Coloring Concrete Options: Concrete Overlay, Stains and Dyes
Typical gray concrete can leave areas of a property blending into its surroundings, making them boring and dull to look at. To draw some attention, or create a visual landmark, adding color to your concrete surfaces is a great way to catch someone’s eye and beautify a property. Combining colors can create a range of effects, from bold to serene. Applying a concrete overlay product on your home’s boring gray concrete surface are a fantastic way to change the look of your home’s concrete floors.
Concrete Overlay Color Charts Guidance
Almost all resurfacing material manufacturers provide a wide selection of concrete colors. From spray-down toppings, to skim coats and self-leveling overlays, there will be either color charts, to sample chips to narrow down your concrete color choice options. It is important to make sure you are using the charts that show what the color will look like with the exact product you are planning to use as color intensity may vary.
Pre-colored concrete overlay systems can be very helpful
Colors for surface toppings are typically accomplished by adding either liquid, or dry pigmentation. Luckily, some come pre-colored, so you don’t have to work so hard to get the shade just right with measuring out the pigment. This is also great because you can also be assured that the color will be consistent throughout. Most manufacturers who supply pre-colored options have a broad selection of standard colors, and some may even offer custom color matching.
There are some overlay systems that do not offer pre-colored options. In this case, you will have to mix in the liquid or dry pigments in for yourself. Manufacturers have tried to help make this easier by packaging the pigments in pre-measured quantities. This will ensure the colors consistency and accuracy by simplifying the dosing process. Some may offer formulas to help you achieve different hues within the range. For example, you may only add ⅓ of a cup of pigment to each bucket for a more subtle color, and an entire cup of pigment to create a much bolder statement. Others will have the exact amount packaged for you and ready to go, just add the entire amount provided and mix.
When you prepare to add your color to your overlay product, it is recommended that you proceed in this order. First, add the pigment into the liquid component you will be using (typically polymer or water) for your overlay product before you add the powdered component. Measure the right amount of liquid and put it in a bucket or something that can be used for mixing. Next, the pigment goes in. It is important to mix them together with a paddle mixer until the pigment is distributed evenly throughout the liquid before adding the powdered overlay component. Continue mixing until you achieve a smooth mixture to prevent streaks or clumps.

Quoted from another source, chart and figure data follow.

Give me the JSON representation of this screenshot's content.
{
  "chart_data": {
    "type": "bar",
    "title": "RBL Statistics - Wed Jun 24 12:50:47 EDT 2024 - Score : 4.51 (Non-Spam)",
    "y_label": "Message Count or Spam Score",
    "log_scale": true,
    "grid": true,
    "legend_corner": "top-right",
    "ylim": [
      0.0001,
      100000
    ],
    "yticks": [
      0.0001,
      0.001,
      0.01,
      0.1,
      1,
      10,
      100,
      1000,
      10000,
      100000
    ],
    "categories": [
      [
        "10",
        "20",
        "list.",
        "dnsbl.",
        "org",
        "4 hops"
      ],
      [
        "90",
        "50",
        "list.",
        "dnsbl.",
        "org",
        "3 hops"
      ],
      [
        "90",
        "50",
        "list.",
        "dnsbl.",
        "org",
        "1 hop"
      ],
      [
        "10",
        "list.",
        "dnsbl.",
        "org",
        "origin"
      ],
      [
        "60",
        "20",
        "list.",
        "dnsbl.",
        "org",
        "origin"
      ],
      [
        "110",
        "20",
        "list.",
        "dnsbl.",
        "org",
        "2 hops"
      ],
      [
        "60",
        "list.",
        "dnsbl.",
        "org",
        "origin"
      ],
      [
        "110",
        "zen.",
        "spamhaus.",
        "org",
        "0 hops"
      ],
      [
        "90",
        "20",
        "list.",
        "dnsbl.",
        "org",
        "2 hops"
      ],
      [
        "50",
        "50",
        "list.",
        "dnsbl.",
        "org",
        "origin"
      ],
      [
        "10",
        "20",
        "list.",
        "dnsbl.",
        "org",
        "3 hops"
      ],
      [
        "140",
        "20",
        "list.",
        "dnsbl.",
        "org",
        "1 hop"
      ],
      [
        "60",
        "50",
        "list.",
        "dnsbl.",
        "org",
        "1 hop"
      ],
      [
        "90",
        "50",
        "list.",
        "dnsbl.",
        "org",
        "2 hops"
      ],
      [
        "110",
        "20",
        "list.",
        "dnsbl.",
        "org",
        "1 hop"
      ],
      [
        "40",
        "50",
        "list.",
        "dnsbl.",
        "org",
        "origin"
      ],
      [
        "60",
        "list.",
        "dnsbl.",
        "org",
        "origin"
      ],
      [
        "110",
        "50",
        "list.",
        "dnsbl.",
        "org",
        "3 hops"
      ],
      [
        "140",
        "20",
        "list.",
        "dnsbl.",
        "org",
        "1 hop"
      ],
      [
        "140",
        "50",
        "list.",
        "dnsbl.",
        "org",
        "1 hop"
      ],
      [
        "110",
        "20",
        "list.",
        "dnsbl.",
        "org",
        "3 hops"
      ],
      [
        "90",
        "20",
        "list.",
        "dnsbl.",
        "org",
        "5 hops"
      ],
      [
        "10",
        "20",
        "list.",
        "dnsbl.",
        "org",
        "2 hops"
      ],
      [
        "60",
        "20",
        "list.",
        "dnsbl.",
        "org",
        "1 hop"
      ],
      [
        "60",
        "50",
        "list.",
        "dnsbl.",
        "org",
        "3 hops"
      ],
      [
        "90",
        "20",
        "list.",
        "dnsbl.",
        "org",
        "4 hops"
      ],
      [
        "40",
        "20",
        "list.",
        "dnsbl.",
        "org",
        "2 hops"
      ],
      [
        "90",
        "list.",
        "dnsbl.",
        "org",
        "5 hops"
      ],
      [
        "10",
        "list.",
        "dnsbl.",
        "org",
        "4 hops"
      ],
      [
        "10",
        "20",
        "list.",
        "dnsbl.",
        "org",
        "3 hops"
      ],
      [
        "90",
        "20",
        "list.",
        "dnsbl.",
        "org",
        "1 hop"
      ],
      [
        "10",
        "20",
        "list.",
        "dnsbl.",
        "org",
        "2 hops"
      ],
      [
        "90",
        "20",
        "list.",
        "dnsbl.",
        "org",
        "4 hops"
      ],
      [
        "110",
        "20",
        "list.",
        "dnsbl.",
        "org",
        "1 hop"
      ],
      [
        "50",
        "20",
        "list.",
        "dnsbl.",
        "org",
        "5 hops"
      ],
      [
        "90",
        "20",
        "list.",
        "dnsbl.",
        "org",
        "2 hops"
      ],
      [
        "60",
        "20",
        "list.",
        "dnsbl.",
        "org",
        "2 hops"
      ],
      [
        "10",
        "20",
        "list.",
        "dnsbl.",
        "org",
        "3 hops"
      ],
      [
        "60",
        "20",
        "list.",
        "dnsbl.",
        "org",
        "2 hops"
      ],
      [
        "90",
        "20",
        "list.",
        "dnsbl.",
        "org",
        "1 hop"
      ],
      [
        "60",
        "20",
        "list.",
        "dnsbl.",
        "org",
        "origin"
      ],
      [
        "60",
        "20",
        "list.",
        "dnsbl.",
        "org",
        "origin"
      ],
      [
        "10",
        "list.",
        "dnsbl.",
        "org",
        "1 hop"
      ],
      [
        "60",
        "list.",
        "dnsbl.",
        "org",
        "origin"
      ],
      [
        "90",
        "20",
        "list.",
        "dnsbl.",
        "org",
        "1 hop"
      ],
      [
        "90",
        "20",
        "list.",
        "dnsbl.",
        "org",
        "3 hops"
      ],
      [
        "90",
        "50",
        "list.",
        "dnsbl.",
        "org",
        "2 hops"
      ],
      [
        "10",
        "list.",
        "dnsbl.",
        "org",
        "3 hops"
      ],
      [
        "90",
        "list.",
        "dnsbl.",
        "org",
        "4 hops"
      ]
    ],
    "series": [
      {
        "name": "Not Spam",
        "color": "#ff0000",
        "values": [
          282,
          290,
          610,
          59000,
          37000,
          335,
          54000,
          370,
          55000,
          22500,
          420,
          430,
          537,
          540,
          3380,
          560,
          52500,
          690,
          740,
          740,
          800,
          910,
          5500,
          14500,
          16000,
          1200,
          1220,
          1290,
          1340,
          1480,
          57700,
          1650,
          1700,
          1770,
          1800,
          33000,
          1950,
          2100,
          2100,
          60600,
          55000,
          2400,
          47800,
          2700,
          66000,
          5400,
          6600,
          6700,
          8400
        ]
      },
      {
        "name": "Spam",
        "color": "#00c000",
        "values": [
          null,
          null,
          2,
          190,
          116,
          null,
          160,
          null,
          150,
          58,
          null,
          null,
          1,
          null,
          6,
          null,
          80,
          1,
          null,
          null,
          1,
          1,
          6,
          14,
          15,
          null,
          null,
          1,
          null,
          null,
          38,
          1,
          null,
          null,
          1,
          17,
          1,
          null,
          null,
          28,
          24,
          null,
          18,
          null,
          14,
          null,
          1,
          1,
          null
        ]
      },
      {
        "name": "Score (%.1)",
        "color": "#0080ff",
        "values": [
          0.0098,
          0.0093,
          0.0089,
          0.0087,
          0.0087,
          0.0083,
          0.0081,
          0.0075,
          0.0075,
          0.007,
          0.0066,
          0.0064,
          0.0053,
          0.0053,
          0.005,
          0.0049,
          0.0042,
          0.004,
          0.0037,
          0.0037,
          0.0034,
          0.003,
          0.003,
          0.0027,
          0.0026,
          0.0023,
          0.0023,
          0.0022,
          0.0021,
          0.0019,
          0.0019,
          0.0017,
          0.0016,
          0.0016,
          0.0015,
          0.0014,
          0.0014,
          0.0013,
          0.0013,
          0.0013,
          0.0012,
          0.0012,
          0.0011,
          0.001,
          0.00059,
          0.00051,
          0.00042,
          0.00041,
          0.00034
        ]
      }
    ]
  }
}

Iron-oxide pigments tend to clump during mixing. Liquid and dry form both clump, which is caused by large particles in the pigments. Some manufacturers will use a dispersing agent paired with a more finely ground pigment to aid the mixing process. This helps the pigments dissolve more thoroughly and have better color uniformity overall. If using water-dispersible pigments, it is possible to create a more unique marbleized effect. To do this, you can toss the pigments onto newly placed overlay, and then trowel it. If you desire a deeper quality in your color, consider combining the above methods by mixing the pigment both into the base mix, and onto the surface.
Experimenting with other topically applied concrete color systems
Using a skim coat or an overlay gives you the chance to get creative, starting with a fresh canvas to explore using things like stains and dyes. These options are particularly neat, since they have a little transparency, which offers a variety of unique looks you can create. You could choose this for a calmer marbleized look or use it as another layer to add depth to the method discussed above. You may also decide to layer them gradually to create a wave-like effect. Stains and dyes may also be used on integrally colored overlays to produce more layers of color.
Although water-based stains are increasing in use and popularity as a coloring method, acid-based stains continue to be the norm for staining cement overlays, because it etches itself into the surface. With water-based stains, you need to test the surface to make sure it is porous enough to take the stain in. The perks to using a water-based stain is that it leaves virtually no residue, and it is much easier to work with. These stains also come in almost unlimited color options. It is advised that you can improve your results by using a rotary floor buffer and a sanding screen to sand the surface prior to water-based stain treatment.